What Statistics are Most Likely to Promote Positive Actions During a Pandemic?
A new study from PIK Professor Dolores Albarracín and Research Associate Haesung Annie Jung finds that some COVID statistics are more effective than others at encouraging people to change their behavior.
Throughout the COVID-19 pandemic, health officials updated the public on the outbreak through statistics — case counts, vaccination rates, test distribution. Whether displayed through graphs, charts, or interactive visualizations, these numbers are meant to help the public make decisions in response to health risks.
But do these statistics actually change individuals’ perceptions of risk and behavioral decisions? A new study from researchers at the Annenberg School for Communication at the University of Pennsylvania found that they do, but some more than others.
Their study, “How people use information about changes in infections and disease prevalence,” published this month in Health Psychology, analyzes data on how different information influences people’s perceptions and decisions during a pandemic.
The researchers — Dolores Albarracín, the Alexandra Heyman Nash University Professor at the University of Pennsylvania, with joint appointments in the Annenberg School for Communication, the Department of Family and Community Health at the Penn School of Nursing, and the Psychology Department, and Haesung Annie Jung, a research associate at Albarracín’s Social Action Lab — began their study in summer 2020, when COVID-19 was the third leading cause of death in the U.S.
They wanted to know which statistics are the most effective at encouraging individuals to change their behavior — avoid large gatherings, wear a mask daily, isolate when sick, and vaccinate — to reduce their risk for disease. They conducted experiments to analyze the impact of two of the most frequently shared epidemiological metrics of worldwide disease: First, the number of new infections and second, the total number of infections.
Their findings? Information about new infections consistently has a larger influence on people’s decisions to change their behavior than information about the total number of infections (disease prevalence). The impact of prevalence, however, becomes larger when there is no noticeable change in the number of new infections, such that this number is consistently growing or decreasing.
“These two metrics are related, but distinctly important.” Jung says. The number of new infections signal immediate changes in disease threat. It tells you whether your likelihood of contracting a disease has increased or decreased compared to yesterday, for example. In contrast, the number of total infections signals how common a disease is in a region. This second piece of information is critical in determining how much risk you have if you walk outside without a mask today.”.
In other words, disease prevalence communicates absolute risk, such as telling you “you have a 30% risk of getting a disease.” In contrast, increases in infections communicate comparative risk: “You have a 30% higher chance of getting a disease compared to yesterday.” Providing such a reference point allows people to more easily judge whether their risks are lower or higher, so that they can adjust their behavior accordingly.
According to Albarracin, who also directs the Science of Science Communication Division at the Annenberg Public Policy Center, human beings are psychologically sensitive to change, which makes us respond to variations even if these are trivial. If 20 deaths of flu a year become 30 deaths of flu a year, this change is less consequential for becoming infected today than knowing that there are 500 deaths of flu a year right now. However, psychologically, the increase has a greater impact than the absolute value in most cases.
The researchers conducted four experiments during which participants were exposed to different information about a hypothetical infectious disease and then asked to report their intentions to engage in disease-prevention behaviors for each situation — get vaccinated, physically distance, and wear a mask.
In each experiment, participants were presented with graphs modeled after COVID-19 visualizations on The New York Times website and the CDC’s COVID Data Tracker site, so that the experiments reflected real world health communication.
Across the experiments, participants used information about changes in new infections more than they used information about total numbers of cases right now.
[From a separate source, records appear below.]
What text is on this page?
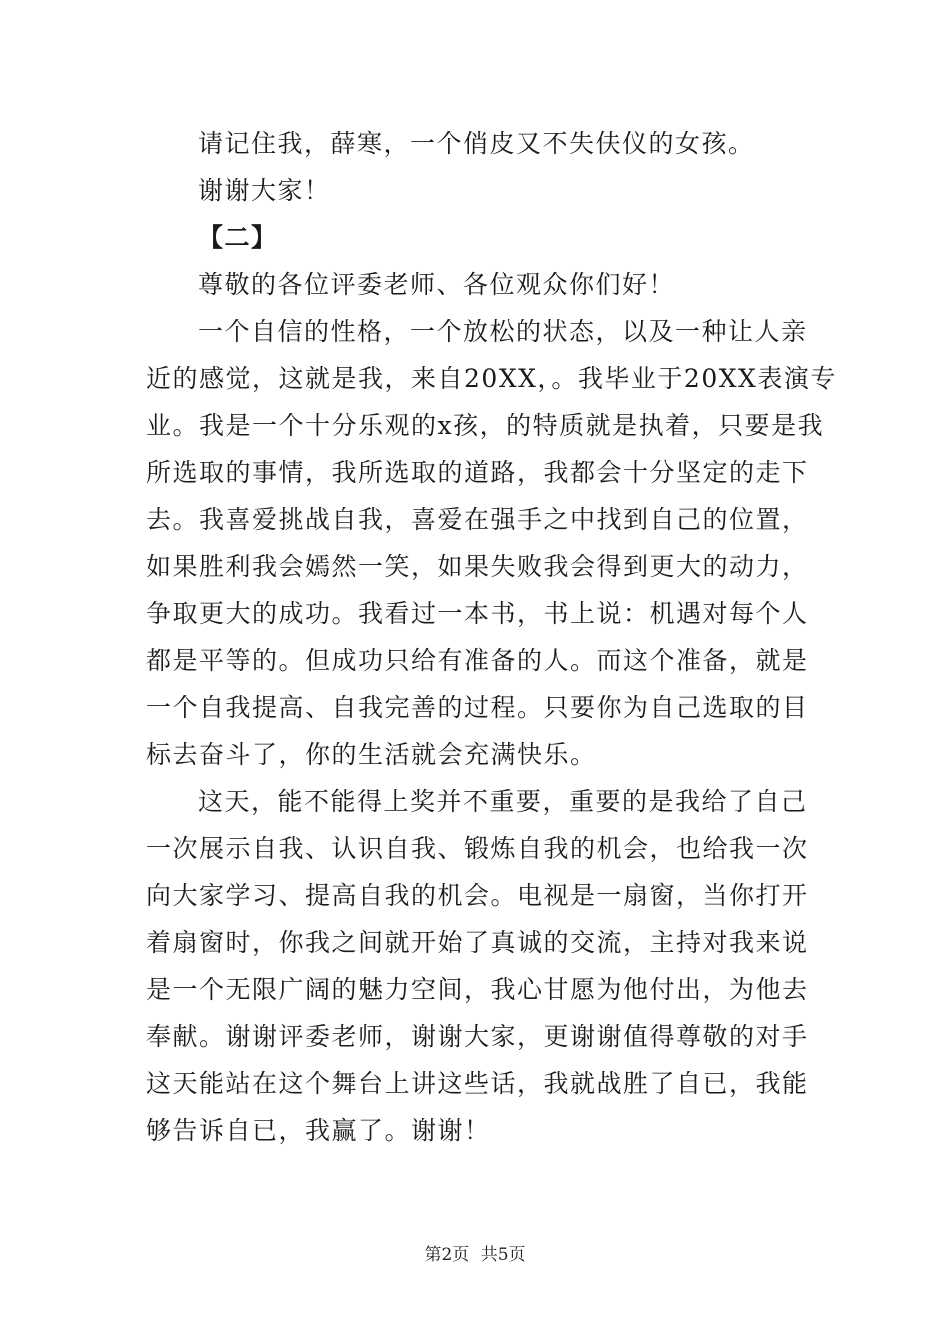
请记住我，薛寒，一个俏皮又不失伕仪的女孩。
谢谢大家！
【二】
尊敬的各位评委老师、各位观众你们好！
一个自信的性格，一个放松的状态，以及一种让人亲
近的感觉，这就是我，来自20XX，。我毕业于20XX表演专
业。我是一个十分乐观的x孩，的特质就是执着，只要是我
所选取的事情，我所选取的道路，我都会十分坚定的走下
去。我喜爱挑战自我，喜爱在强手之中找到自己的位置，
如果胜利我会嫣然一笑，如果失败我会得到更大的动力，
争取更大的成功。我看过一本书，书上说：机遇对每个人
都是平等的。但成功只给有准备的人。而这个准备，就是
一个自我提高、自我完善的过程。只要你为自己选取的目
标去奋斗了，你的生活就会充满快乐。
这天，能不能得上奖并不重要，重要的是我给了自己
一次展示自我、认识自我、锻炼自我的机会，也给我一次
向大家学习、提高自我的机会。电视是一扇窗，当你打开
着扇窗时，你我之间就开始了真诚的交流，主持对我来说
是一个无限广阔的魅力空间，我心甘愿为他付出，为他去
奉献。谢谢评委老师，谢谢大家，更谢谢值得尊敬的对手
这天能站在这个舞台上讲这些话，我就战胜了自已，我能
够告诉自已，我赢了。谢谢！
第2页 共5页
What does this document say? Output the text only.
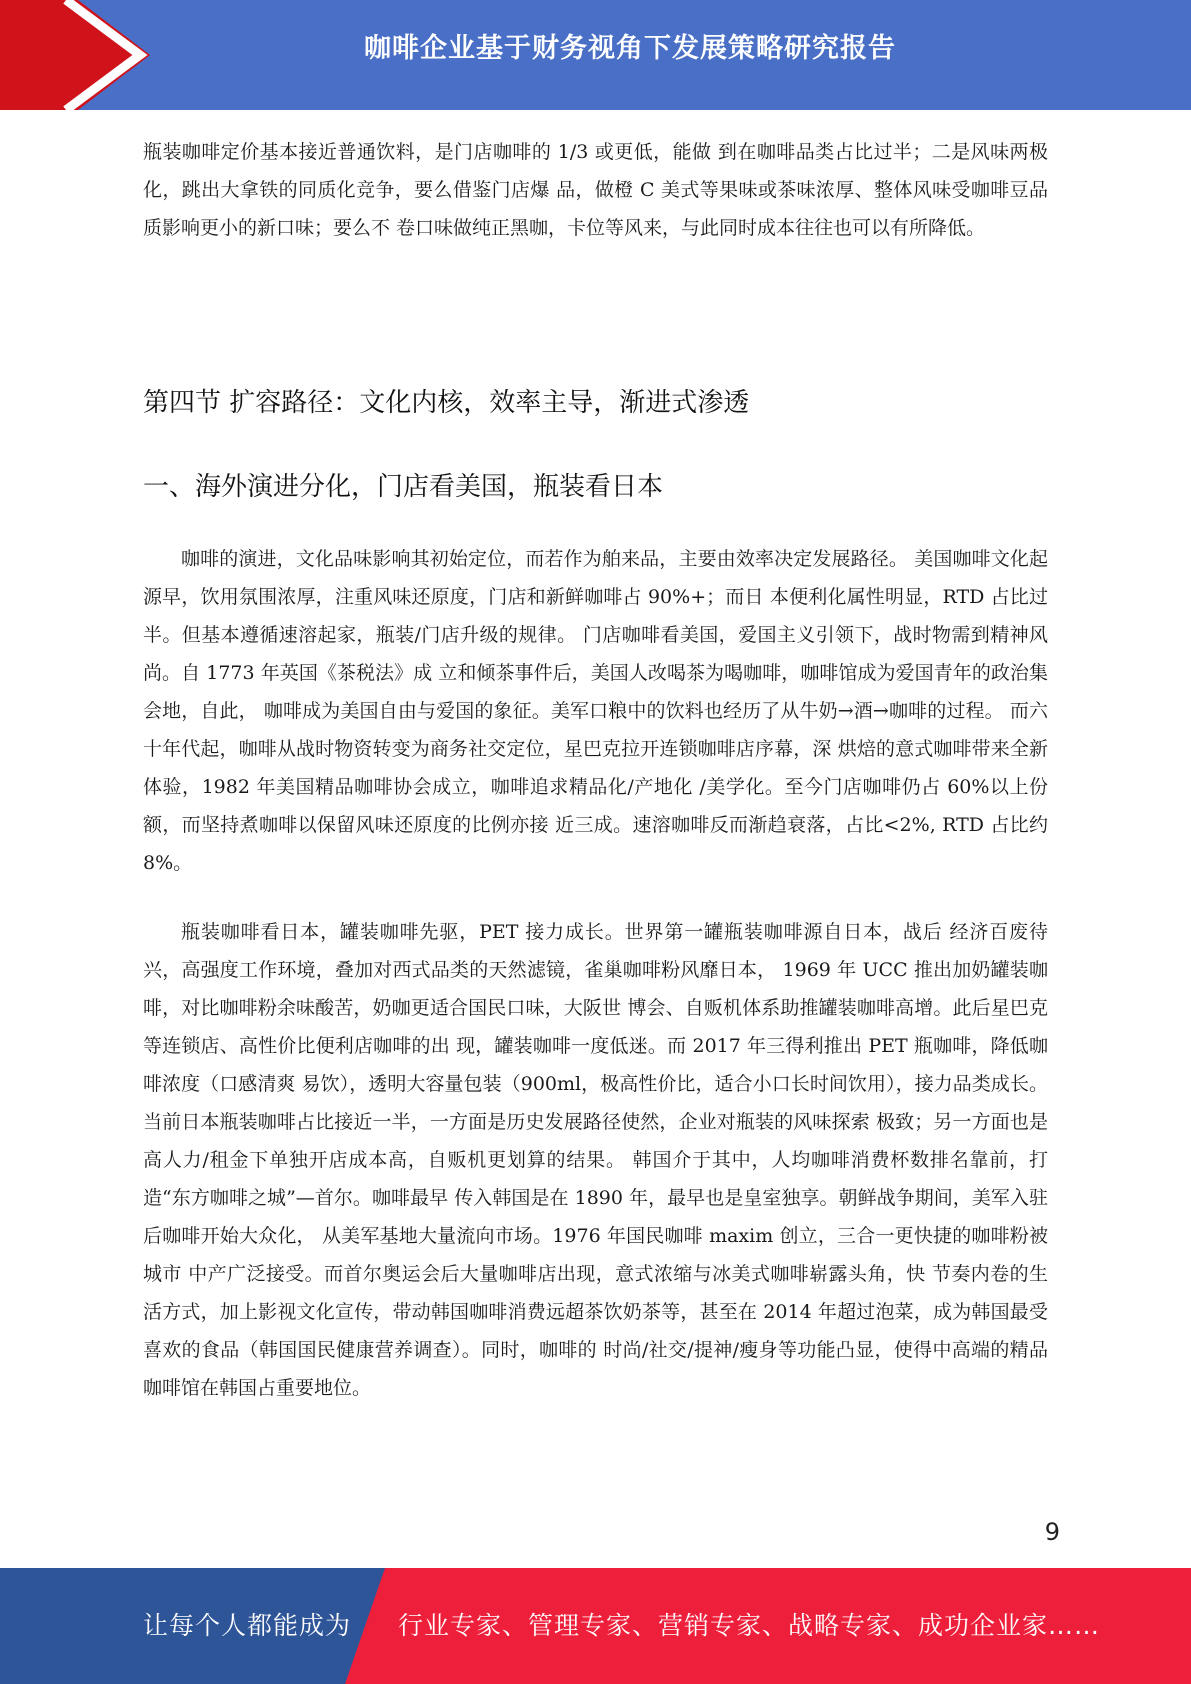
咖啡企业基于财务视角下发展策略研究报告

瓶装咖啡定价基本接近普通饮料，是门店咖啡的 1/3 或更低，能做 到在咖啡品类占比过半；二是风味两极化，跳出大拿铁的同质化竞争，要么借鉴门店爆 品，做橙 C 美式等果味或茶味浓厚、整体风味受咖啡豆品质影响更小的新口味；要么不 卷口味做纯正黑咖，卡位等风来，与此同时成本往往也可以有所降低。

第四节 扩容路径：文化内核，效率主导，渐进式渗透
一、海外演进分化，门店看美国，瓶装看日本

咖啡的演进，文化品味影响其初始定位，而若作为舶来品，主要由效率决定发展路径。 美国咖啡文化起源早，饮用氛围浓厚，注重风味还原度，门店和新鲜咖啡占 90%+；而日 本便利化属性明显，RTD 占比过半。但基本遵循速溶起家，瓶装/门店升级的规律。 门店咖啡看美国，爱国主义引领下，战时物需到精神风尚。自 1773 年英国《茶税法》成 立和倾茶事件后，美国人改喝茶为喝咖啡，咖啡馆成为爱国青年的政治集会地，自此， 咖啡成为美国自由与爱国的象征。美军口粮中的饮料也经历了从牛奶→酒→咖啡的过程。 而六十年代起，咖啡从战时物资转变为商务社交定位，星巴克拉开连锁咖啡店序幕，深 烘焙的意式咖啡带来全新体验，1982 年美国精品咖啡协会成立，咖啡追求精品化/产地化 /美学化。至今门店咖啡仍占 60%以上份额，而坚持煮咖啡以保留风味还原度的比例亦接 近三成。速溶咖啡反而渐趋衰落，占比<2%, RTD 占比约 8%。

瓶装咖啡看日本，罐装咖啡先驱，PET 接力成长。世界第一罐瓶装咖啡源自日本，战后 经济百废待兴，高强度工作环境，叠加对西式品类的天然滤镜，雀巢咖啡粉风靡日本， 1969 年 UCC 推出加奶罐装咖啡，对比咖啡粉余味酸苦，奶咖更适合国民口味，大阪世 博会、自贩机体系助推罐装咖啡高增。此后星巴克等连锁店、高性价比便利店咖啡的出 现，罐装咖啡一度低迷。而 2017 年三得利推出 PET 瓶咖啡，降低咖啡浓度（口感清爽 易饮），透明大容量包装（900ml，极高性价比，适合小口长时间饮用），接力品类成长。 当前日本瓶装咖啡占比接近一半，一方面是历史发展路径使然，企业对瓶装的风味探索 极致；另一方面也是高人力/租金下单独开店成本高，自贩机更划算的结果。 韩国介于其中，人均咖啡消费杯数排名靠前，打造“东方咖啡之城”—首尔。咖啡最早 传入韩国是在 1890 年，最早也是皇室独享。朝鲜战争期间，美军入驻后咖啡开始大众化， 从美军基地大量流向市场。1976 年国民咖啡 maxim 创立，三合一更快捷的咖啡粉被城市 中产广泛接受。而首尔奥运会后大量咖啡店出现，意式浓缩与冰美式咖啡崭露头角，快 节奏内卷的生活方式，加上影视文化宣传，带动韩国咖啡消费远超茶饮奶茶等，甚至在 2014 年超过泡菜，成为韩国最受喜欢的食品（韩国国民健康营养调查）。同时，咖啡的 时尚/社交/提神/瘦身等功能凸显，使得中高端的精品咖啡馆在韩国占重要地位。

9
让每个人都能成为 行业专家、管理专家、营销专家、战略专家、成功企业家……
They then made judgments on whether they will practice disease-prevention behaviors.
“Disease prevalence is critical information, especially for determining the level of disease threat in a region,” Jung says. “If people don't use it, we need to find ways to better communicate disease prevalence.”
One potential method to do this is to frame numbers of cases in a more comparative sense, Jung says. For example, public health officials often share the total number of cases, and then share how those numbers compare to previous years.
“I think the CDC has also done a relatively good job to help people understand disease prevalence,” she says. “They have provided some criteria for judging the risk — for example, if prevalence is less than a certain number of cases per million, we consider it relatively “low community transmission rate. And if it's higher than a certain number, they rate it a very high community transmission rate. Our findings show that this definitely helps people grasp the implications of the number of cases for themselves and their community and increase the likelihood of people using this information to make risk judgments and act accordingly.”
Jung hopes this study will encourage the public health communicators to brainstorm new ways to communicate disease prevalence, and in doing so, prepare us for future disease outbreaks.